Everything was built on React, prompts, and chains of requests.

Architecture

The system was split into three layers.

  • Frontend: Next.js admin area, editor, and all LLM logic.
  • Backend: .NET API, validation, and persistence.
  • Storage: SQL Server and S3.

The LLM logic did not live in the backend at all. Calls were made directly from the browser.

Generation Pipeline

Instead of one large request, I built a pipeline.

  1. Check whether the model knows the book.
  2. Clarify the title if needed.
  3. Select a category.
  4. Generate the main information.
  5. Select content blocks such as summary, quotes, themes, and other sections.
  6. Generate each block separately.
  7. Assemble the JSON.
  8. Translate the content into other languages.
  9. Validate the result.
  10. Save the final data.

This was already real orchestration, just without a separate orchestration service.

Why Blocks Worked Well

Generating content by blocks was one of the strongest decisions.

I did not ask the model to generate the entire book page at once.

  • Summary was generated separately.
  • Characters were generated separately.
  • Quotes were generated separately.
  • Themes were generated separately.

This gave me better quality control, the ability to regenerate individual parts, more stable JSON, and fewer errors.

In practice, it became a manual version control layer over LLM output.

Prompt Engineering

The prompts were simple, but structured.

  • Strict JSON format.
  • Clear instructions.
  • Minimal magic.

Context was passed explicitly: title, author, categories, language, and previous blocks.

  • No conversation memory.
  • No complex state.
  • No tool calling.

The Most Controversial Decision

The API key was stored in localStorage.

The reason was simple: the editor was not a public interface, there were very few users, the priority was to launch quickly, and backend orchestration would have made the system much more complex.

It was a conscious decision.
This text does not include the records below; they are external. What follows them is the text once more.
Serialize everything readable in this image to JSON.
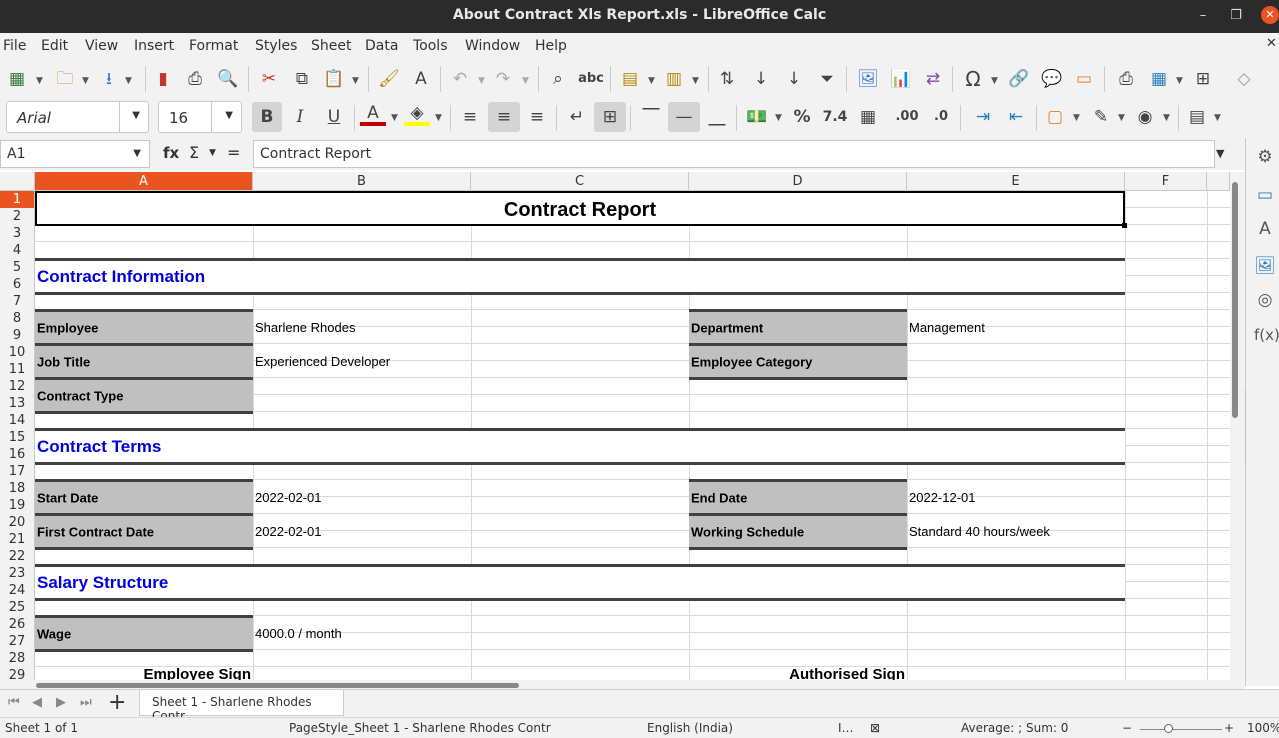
{
  "window": {
    "title": "About Contract Xls Report.xls - LibreOffice Calc"
  },
  "menu": [
    "File",
    "Edit",
    "View",
    "Insert",
    "Format",
    "Styles",
    "Sheet",
    "Data",
    "Tools",
    "Window",
    "Help"
  ],
  "toolbar2": {
    "font_name": "Arial",
    "font_size": "16"
  },
  "formula_bar": {
    "cell_ref": "A1",
    "fx": "fx",
    "sigma": "Σ",
    "equals": "=",
    "content": "Contract Report"
  },
  "columns": [
    "A",
    "B",
    "C",
    "D",
    "E",
    "F"
  ],
  "rows": [
    "1",
    "2",
    "3",
    "4",
    "5",
    "6",
    "7",
    "8",
    "9",
    "10",
    "11",
    "12",
    "13",
    "14",
    "15",
    "16",
    "17",
    "18",
    "19",
    "20",
    "21",
    "22",
    "23",
    "24",
    "25",
    "26",
    "27",
    "28",
    "29"
  ],
  "sheet": {
    "title": "Contract Report",
    "contract_information": {
      "heading": "Contract Information",
      "employee_label": "Employee",
      "employee_value": "Sharlene Rhodes",
      "department_label": "Department",
      "department_value": "Management",
      "job_title_label": "Job Title",
      "job_title_value": "Experienced Developer",
      "employee_category_label": "Employee Category",
      "contract_type_label": "Contract Type"
    },
    "contract_terms": {
      "heading": "Contract Terms",
      "start_date_label": "Start Date",
      "start_date_value": "2022-02-01",
      "end_date_label": "End Date",
      "end_date_value": "2022-12-01",
      "first_contract_label": "First Contract Date",
      "first_contract_value": "2022-02-01",
      "working_schedule_label": "Working Schedule",
      "working_schedule_value": "Standard 40 hours/week"
    },
    "salary": {
      "heading": "Salary Structure",
      "wage_label": "Wage",
      "wage_value": "4000.0 / month",
      "employee_sign": "Employee Sign",
      "authorised_sign": "Authorised Sign"
    }
  },
  "tabs": {
    "add": "+",
    "sheet1": "Sheet 1 - Sharlene Rhodes Contr"
  },
  "status": {
    "sheet_of": "Sheet 1 of 1",
    "page_style": "PageStyle_Sheet 1 - Sharlene Rhodes Contr",
    "language": "English (India)",
    "summary": "Average: ; Sum: 0",
    "zoom": "100%"
  },
  "colors": {
    "accent": "#e95420",
    "section_blue": "#0000dd",
    "label_grey": "#c0c0c0"
  }
}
The risks were understood and accepted.

Additionally, access was restricted and protected manually through Cloudflare.

Weaknesses

Looking at it honestly today, the weaknesses are clear.

  • API key on the client.
  • No centralized rate limiting.
  • No centralized control over calls.
  • No retry or backoff mechanism.
  • No proper schema validation.
  • Weak error handling.
  • No observability.
  • Too much complex logic in the browser.

It was a strong MVP, but not a production-grade LLM platform.

Strengths

At the same time, the system worked and produced real results.

  • Very fast development.
  • Minimal infrastructure.
  • High flexibility.
  • Full control through the UI.
  • Convenient manual refinement.
  • Modular generation.
  • Real production workflow.

The LLM was a tool, not the core of the system.

What I Would Do Differently Today

If I were building it again today, I would change the architecture.

  • Move LLM calls into a backend gateway.
  • Remove the API key from the client.
  • Add queues and retries.
  • Introduce strict JSON schema validation.
  • Add logging and tracing.
  • Implement rate limiting.
  • Separate orchestration from the UI.

Main Takeaway

The most interesting part for me is that I did not design an LLM system.

I was simply solving a problem.

Only later did I realize that I had built an architecture that is now called LLM orchestration.

Sometimes good engineering decisions first look like chaos and intuition. Only later do they become a clear architecture that can be improved consciously.